TKP bu ilkelerin hayata geçirilebilmesi için kadınlara yönelik özel tedbirler gerektiğinin bilincinde olduğunu, aynı Kongre’de kabul edilen programına, emekçi kadınlara ilişkin şu maddeleri dahil ederek gösteriyordu:
34- se) Umumiyetle kadın işçilerin vaz-ı hamlden (doğum) sekiz hafta evvel ve sonra için yevmiyeleri tamamen verilmek şartıyla işten istisna edilmeleri;
cim) Emzikli kadınlara iş zamanında her üç saatte yarım saat emzirme teneffüsü verilir.
49- elif) Erkek ve kız çocuklarına şamil olmak üzere 17 yaşına kadar mecburi ve meccani (parasız) tahsil;
te-) Anaları kulluktan kurtarıp umumi istihsal işlerine sokabilmek üzere küçük çocuklar için çocuk yuva ve bahçeleri gibi mektepten evvele ait müesseseler açmak.
Üzerinden yüz yıl geçtikten sonra emekçi kadın (ve gençlik) hareketinin hâlâ aynı talepleri ileri sürüyor olması, içinde yaşadığımız sistemin doğası konusunda yeterli fikir vermiyor mu?

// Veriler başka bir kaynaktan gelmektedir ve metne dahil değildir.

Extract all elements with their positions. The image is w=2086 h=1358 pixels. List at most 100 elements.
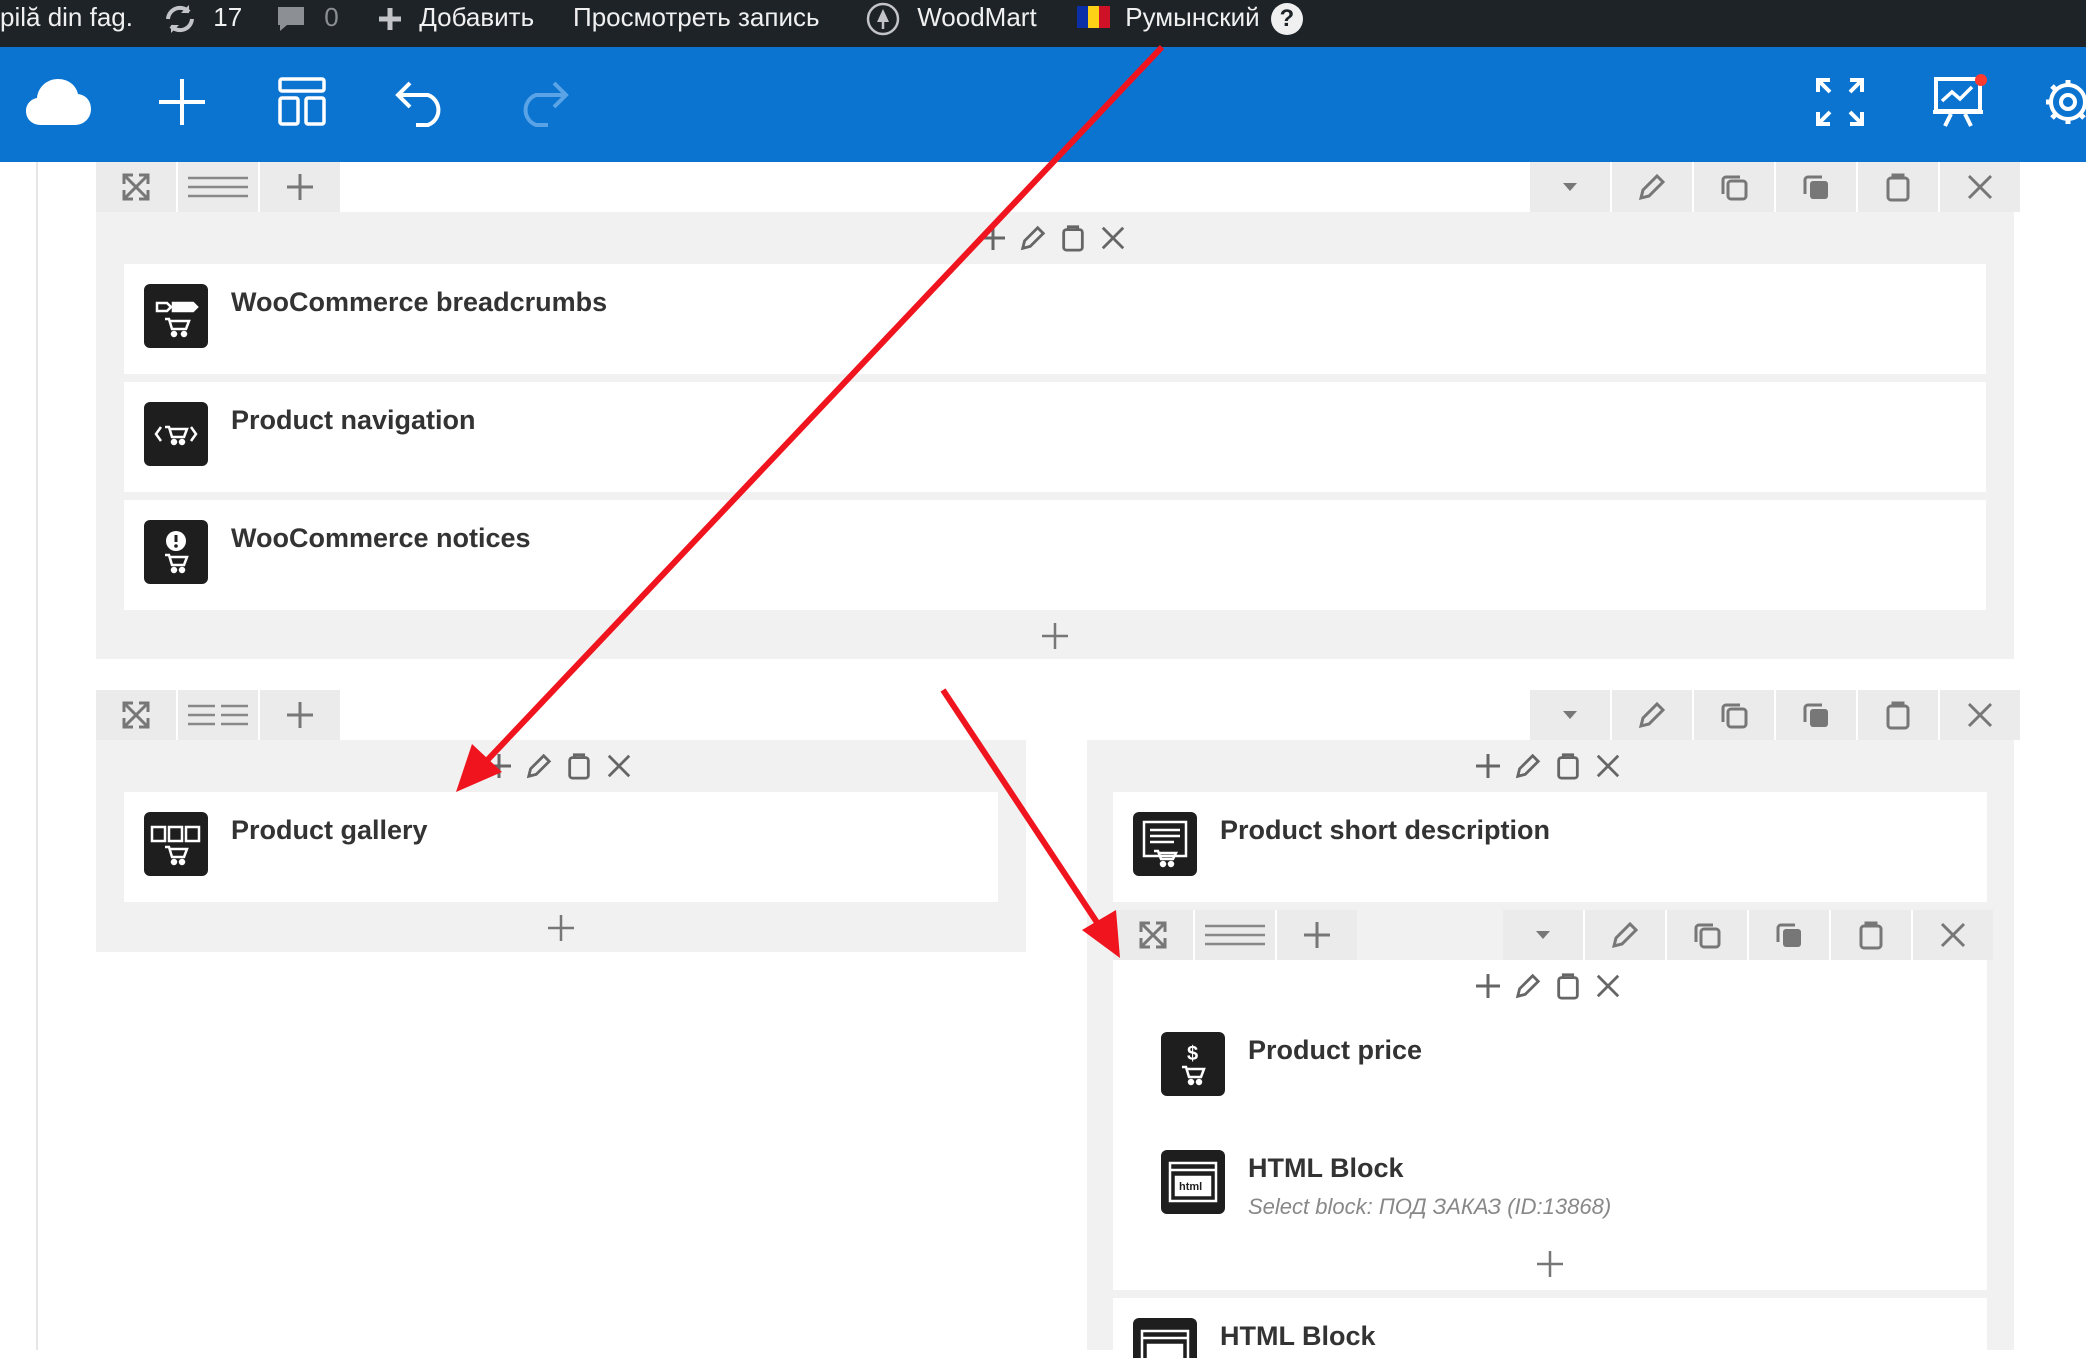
comments-link[interactable]: 0 xyxy=(275,0,339,47)
html-icon xyxy=(1133,1318,1197,1358)
row-paste-button[interactable] xyxy=(1858,690,1940,740)
column-edit-button[interactable] xyxy=(522,749,556,783)
clone-icon xyxy=(1694,923,1721,949)
pencil-icon xyxy=(1020,225,1046,251)
site-name: pilă din fag. xyxy=(0,2,133,32)
column-delete-button[interactable] xyxy=(1591,969,1625,1003)
inner-row-paste-button[interactable] xyxy=(1831,910,1913,960)
clipboard-icon xyxy=(1886,173,1910,202)
plus-icon xyxy=(287,174,313,200)
row-delete-button[interactable] xyxy=(1940,690,2020,740)
pencil-icon xyxy=(1638,701,1666,729)
inner-row-delete-button[interactable] xyxy=(1913,910,1993,960)
inner-row-clone-button[interactable] xyxy=(1667,910,1749,960)
cloud-logo-button[interactable] xyxy=(18,67,98,137)
column-add-button[interactable] xyxy=(482,749,516,783)
row-clone-button[interactable] xyxy=(1694,162,1776,212)
element-title: WooCommerce breadcrumbs xyxy=(231,287,608,317)
inner-row-copy-button[interactable] xyxy=(1749,910,1831,960)
column-edit-button[interactable] xyxy=(1016,221,1050,255)
site-name-link[interactable]: pilă din fag. xyxy=(0,0,133,47)
row-toggle-button[interactable] xyxy=(1530,162,1612,212)
element-product-price[interactable]: $ Product price xyxy=(1141,1012,1959,1122)
row-edit-button[interactable] xyxy=(1612,690,1694,740)
plus-icon xyxy=(487,754,511,778)
column-add-button[interactable] xyxy=(1471,969,1505,1003)
redo-button[interactable] xyxy=(502,67,582,137)
column-edit-button[interactable] xyxy=(1511,969,1545,1003)
templates-button[interactable] xyxy=(262,67,342,137)
inner-row-move-button[interactable] xyxy=(1113,910,1195,960)
add-element-button[interactable] xyxy=(142,67,222,137)
frontend-editor-button[interactable] xyxy=(1920,67,2000,137)
row-add-column-button[interactable] xyxy=(260,162,340,212)
help-icon[interactable]: ? xyxy=(1270,3,1303,35)
row-move-button[interactable] xyxy=(96,690,178,740)
fullscreen-button[interactable] xyxy=(1800,67,1880,137)
column-delete-button[interactable] xyxy=(1591,749,1625,783)
navigation-cart-icon xyxy=(144,402,208,466)
woodmart-tree-icon xyxy=(866,2,900,36)
element-product-navigation[interactable]: Product navigation xyxy=(124,382,1986,492)
column-paste-button[interactable] xyxy=(562,749,596,783)
row-1-column: WooCommerce breadcrumbs Product navigati… xyxy=(96,212,2014,659)
plus-icon xyxy=(1476,974,1500,998)
column-add-element-button[interactable] xyxy=(1035,616,1075,656)
comments-count: 0 xyxy=(324,2,339,32)
column-add-element-button[interactable] xyxy=(541,908,581,948)
plus-icon xyxy=(981,226,1005,250)
language-switcher[interactable]: Румынский ? xyxy=(1077,0,1303,47)
row-edit-button[interactable] xyxy=(1612,162,1694,212)
inner-row-left-controls xyxy=(1113,910,1357,960)
fullscreen-icon xyxy=(1816,78,1864,126)
column-delete-button[interactable] xyxy=(1096,221,1130,255)
row-copy-button[interactable] xyxy=(1776,162,1858,212)
close-icon xyxy=(1101,226,1125,250)
row-delete-button[interactable] xyxy=(1940,162,2020,212)
element-html-block-2[interactable]: HTML Block xyxy=(1113,1298,1987,1358)
element-title: HTML Block xyxy=(1248,1153,1404,1183)
element-product-short-description[interactable]: Product short description xyxy=(1113,792,1987,902)
cloud-logo-icon xyxy=(26,79,91,125)
undo-icon xyxy=(395,81,441,127)
clipboard-icon xyxy=(1859,921,1883,950)
pencil-icon xyxy=(1515,973,1541,999)
clone-icon xyxy=(1721,703,1748,729)
plus-icon xyxy=(1304,922,1330,948)
column-paste-button[interactable] xyxy=(1551,749,1585,783)
inner-row-edit-button[interactable] xyxy=(1585,910,1667,960)
add-new-link[interactable]: Добавить xyxy=(376,0,534,47)
row-add-column-button[interactable] xyxy=(260,690,340,740)
view-post-link[interactable]: Просмотреть запись xyxy=(573,0,820,47)
row-layout-button[interactable] xyxy=(178,162,260,212)
element-product-gallery[interactable]: Product gallery xyxy=(124,792,998,902)
undo-button[interactable] xyxy=(382,67,462,137)
row-toggle-button[interactable] xyxy=(1530,690,1612,740)
row-copy-button[interactable] xyxy=(1776,690,1858,740)
column-paste-button[interactable] xyxy=(1056,221,1090,255)
column-edit-button[interactable] xyxy=(1511,749,1545,783)
column-controls xyxy=(976,218,1130,258)
element-html-block[interactable]: html HTML Block Select block: ПОД ЗАКАЗ … xyxy=(1141,1130,1959,1240)
column-delete-button[interactable] xyxy=(602,749,636,783)
element-woocommerce-breadcrumbs[interactable]: WooCommerce breadcrumbs xyxy=(124,264,1986,374)
inner-row-layout-button[interactable] xyxy=(1195,910,1277,960)
row-layout-icon xyxy=(188,176,248,198)
html-icon: html xyxy=(1161,1150,1225,1214)
inner-row-add-column-button[interactable] xyxy=(1277,910,1357,960)
move-arrows-icon xyxy=(122,173,150,201)
column-paste-button[interactable] xyxy=(1551,969,1585,1003)
row-layout-button[interactable] xyxy=(178,690,260,740)
element-woocommerce-notices[interactable]: WooCommerce notices xyxy=(124,500,1986,610)
row-move-button[interactable] xyxy=(96,162,178,212)
inner-column-add-element-button[interactable] xyxy=(1530,1244,1570,1284)
updates-link[interactable]: 17 xyxy=(162,0,242,47)
inner-row-toggle-button[interactable] xyxy=(1503,910,1585,960)
clipboard-icon xyxy=(1557,753,1579,780)
settings-button[interactable] xyxy=(2040,67,2086,137)
woodmart-link[interactable]: WoodMart xyxy=(866,0,1037,47)
row-clone-button[interactable] xyxy=(1694,690,1776,740)
row-paste-button[interactable] xyxy=(1858,162,1940,212)
column-add-button[interactable] xyxy=(1471,749,1505,783)
column-add-button[interactable] xyxy=(976,221,1010,255)
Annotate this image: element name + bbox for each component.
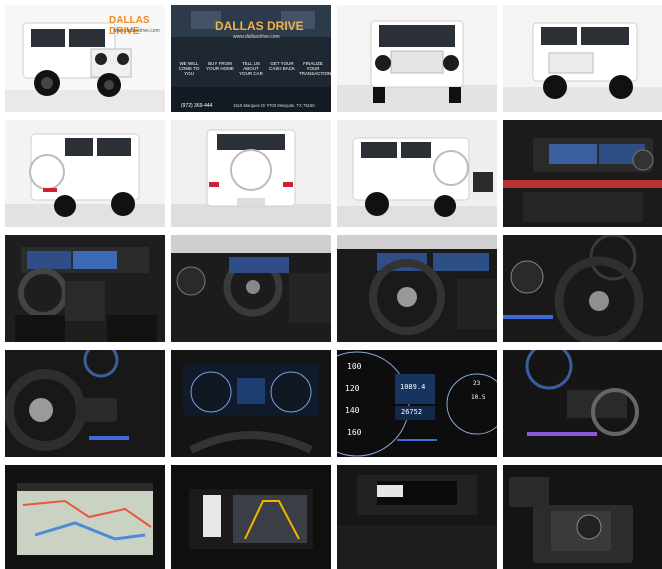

Yaşar Nezihe (Bükülmez) Yoldaş
Genç Cumhuriyet rejiminde işçi sınıfının, emekçilerin ve emekçi kadınların davasını güdenlerden biri de, bir şair: Yaşar Nezihe (Bükülmez).
Yaşar Nezihe 13 Ocak 1882’de İstanbul’da, Silivrikapı’da harap bir evde doğdu. Babası ailesini belediyede kantar memurluğu yaparak geçindirmeye çalışan bir yoksul. Ve de içkici… Her biri bebekliğinde/ çocukluğunda ölen dört kardeşten arta kalan. Altı yaşında yitirdiği annesini sevgiyle hatırlıyor. Kendisini teyzesi büyütmüş. Okuma yazmayı kendi gayretiyle öğrenmiş bir çocuk.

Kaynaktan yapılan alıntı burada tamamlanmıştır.